L’High Definition Multimedia Interface, noto a tutti con l’acronimo HDMI, è il primo standard consumer di connessione audio-video digitale.

La prima versione fu presentata a fine 2002 dalla HDMI Licensing (associazione composta da Hitachi, Panasonic, Philips, Sony, Toshiba, Thomson, Samsung, FOX, Universal, Warner e Disney). Con l’avvento delle trasmissioni in Alta Definizione (HD), l’intento era quello di offrire all’industria un’interfaccia di connessione audio-video completamente digitale e non compressa che fosse allo stesso tempo facile da usare, affidabile e sicura.

Venne realizzato il connettore HDMI tipo A (il più diffuso) composto da 19 pin e il tipo B dotato di 29 pin in grado di trasmettere il doppio dei dati rispetto al tipo A, utilizzato in ambito professionale per display ad altissima risoluzione.

Mantenendo invariate le caratteristiche di base (architettura, connettore e cavo) le funzionalità hanno subito negli anni diversi aggiornamenti, fino alla 1.4.

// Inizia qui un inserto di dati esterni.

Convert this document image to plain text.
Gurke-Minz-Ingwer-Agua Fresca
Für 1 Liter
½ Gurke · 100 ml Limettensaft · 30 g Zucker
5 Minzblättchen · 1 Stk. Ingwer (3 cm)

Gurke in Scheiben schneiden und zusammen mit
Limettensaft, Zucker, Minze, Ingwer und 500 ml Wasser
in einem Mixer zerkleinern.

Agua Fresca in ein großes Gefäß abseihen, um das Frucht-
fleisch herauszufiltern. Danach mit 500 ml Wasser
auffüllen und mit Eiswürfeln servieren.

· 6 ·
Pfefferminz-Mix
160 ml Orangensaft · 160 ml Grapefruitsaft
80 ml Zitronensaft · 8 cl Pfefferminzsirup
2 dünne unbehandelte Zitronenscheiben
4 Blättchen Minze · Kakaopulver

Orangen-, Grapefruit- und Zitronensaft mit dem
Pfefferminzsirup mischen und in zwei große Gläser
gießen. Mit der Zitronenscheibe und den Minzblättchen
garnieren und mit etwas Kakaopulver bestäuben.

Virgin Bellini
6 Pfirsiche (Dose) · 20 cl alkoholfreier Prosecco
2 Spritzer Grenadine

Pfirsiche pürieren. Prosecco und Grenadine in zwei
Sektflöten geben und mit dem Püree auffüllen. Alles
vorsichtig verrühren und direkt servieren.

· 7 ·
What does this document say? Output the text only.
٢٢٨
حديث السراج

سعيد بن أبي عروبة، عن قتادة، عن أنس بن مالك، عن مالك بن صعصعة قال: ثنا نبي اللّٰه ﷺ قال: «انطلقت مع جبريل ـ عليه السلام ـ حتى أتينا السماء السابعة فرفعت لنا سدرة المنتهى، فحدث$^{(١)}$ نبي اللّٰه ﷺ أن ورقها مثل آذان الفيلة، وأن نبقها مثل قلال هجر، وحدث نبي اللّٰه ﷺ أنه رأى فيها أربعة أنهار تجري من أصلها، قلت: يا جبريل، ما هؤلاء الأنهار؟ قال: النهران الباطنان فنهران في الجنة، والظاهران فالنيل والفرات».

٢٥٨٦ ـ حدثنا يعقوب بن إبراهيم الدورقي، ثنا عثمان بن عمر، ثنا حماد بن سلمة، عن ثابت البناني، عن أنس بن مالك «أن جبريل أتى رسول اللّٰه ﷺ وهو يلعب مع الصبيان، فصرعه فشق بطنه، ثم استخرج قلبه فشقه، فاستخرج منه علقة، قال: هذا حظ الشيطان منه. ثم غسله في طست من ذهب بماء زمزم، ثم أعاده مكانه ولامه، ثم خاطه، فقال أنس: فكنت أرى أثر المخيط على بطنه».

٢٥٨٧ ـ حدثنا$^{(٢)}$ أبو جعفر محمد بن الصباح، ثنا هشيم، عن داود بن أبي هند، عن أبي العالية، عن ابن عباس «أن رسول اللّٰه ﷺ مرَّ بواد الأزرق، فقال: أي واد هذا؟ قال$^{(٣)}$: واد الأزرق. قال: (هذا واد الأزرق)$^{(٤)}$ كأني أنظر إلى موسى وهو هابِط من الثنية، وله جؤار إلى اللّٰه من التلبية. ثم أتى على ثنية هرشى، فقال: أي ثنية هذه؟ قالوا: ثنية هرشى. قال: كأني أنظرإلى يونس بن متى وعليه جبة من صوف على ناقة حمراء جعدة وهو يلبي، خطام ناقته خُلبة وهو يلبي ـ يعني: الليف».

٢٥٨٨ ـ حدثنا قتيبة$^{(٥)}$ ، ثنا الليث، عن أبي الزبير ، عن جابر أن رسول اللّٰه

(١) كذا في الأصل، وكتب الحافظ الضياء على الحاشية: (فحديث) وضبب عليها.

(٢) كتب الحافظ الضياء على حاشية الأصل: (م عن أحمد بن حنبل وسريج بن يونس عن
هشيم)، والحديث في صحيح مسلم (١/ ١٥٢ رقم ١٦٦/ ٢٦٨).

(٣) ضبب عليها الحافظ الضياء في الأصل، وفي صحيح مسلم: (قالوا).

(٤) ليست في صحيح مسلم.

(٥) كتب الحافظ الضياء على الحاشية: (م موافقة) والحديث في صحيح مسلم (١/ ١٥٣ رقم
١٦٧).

Tutti i dispositivi dotati di HDMI, in tutte le versioni, devono forzatamente adottare il sistema di protezione dei contenuti (anti-copia) HDCP, High Definition Content Protection, sviluppato da Intel e voluto dalle case cinematografiche contro la “pirateria”

HDMI 1.0

Supporto ad una banda passante di 4,95 Gb/s in grado di riprodurre un flusso video con un’ampiezza di frequenza massima pari a 165 MHz, per l’Audio supporto PCM fino a 8 canali con campionamento fino a 192kHz/24bit.

HDMI 1.1

Supporto addizionale per la protezione dei contenuti DVD Audio.

HDMI 1.2

Supporto addizionale ai SACD, viene consentita l’adozione dell’HDMI anche in ambito informatico.

HDMI 1.3

Supporto ad una banda passante di 10,2 Gb/s in grado di riprodurre un flusso video con un’ampiezza di frequenza massima pari a 340 MHz, quindi risoluzione video massima fino a 2560x1440 punti progressivi con profondità colori fino a 48 bit (DeepColor). Compatibilità con i flussi audio bitstream Dolby True HD e dts HD Master Audio.

HDMI 1.4

Supporto alla riproduzione dei contenuti in 3D con risoluzioni fino a 1080p, supporto 2D fino a 4096x2160 punti progressivi, supporto al refresh di scansionamento video fino a 240 Hz, supporto al canale di ritorno audio (utile per riprodurre ad esempio i segnali audio TV con un sintoamplificatore compatibile), introduzione alla funzionalità HEC (HDMI Ethernet Channel) che consente il flusso dati (streaming di rete, internet) in maniera bidirezionale fino a 100 Mbps, introduzione alla funzionalità ACE (Automatic Content Enhancement) che consente di regolare automaticamente i parametri di riproduzione, naturalmente ai dispositivi compatibili.

Uno dei limiti dell’HDMI è la lunghezza del cavo, in linea di massima i segnali video vengono trasmessi senza problemi fino a distanze di circa 15-20 metri. Per distanze superiori è necessario utilizzare soluzioni che prevedono l’utilizzo di cavo Ethernet (CAT5e o CAT6) fino a 100 metri o Fibra Ottica fino a 500 metri, logicamente tramite dispositivi di conversione che rispettino tutti i protocolli.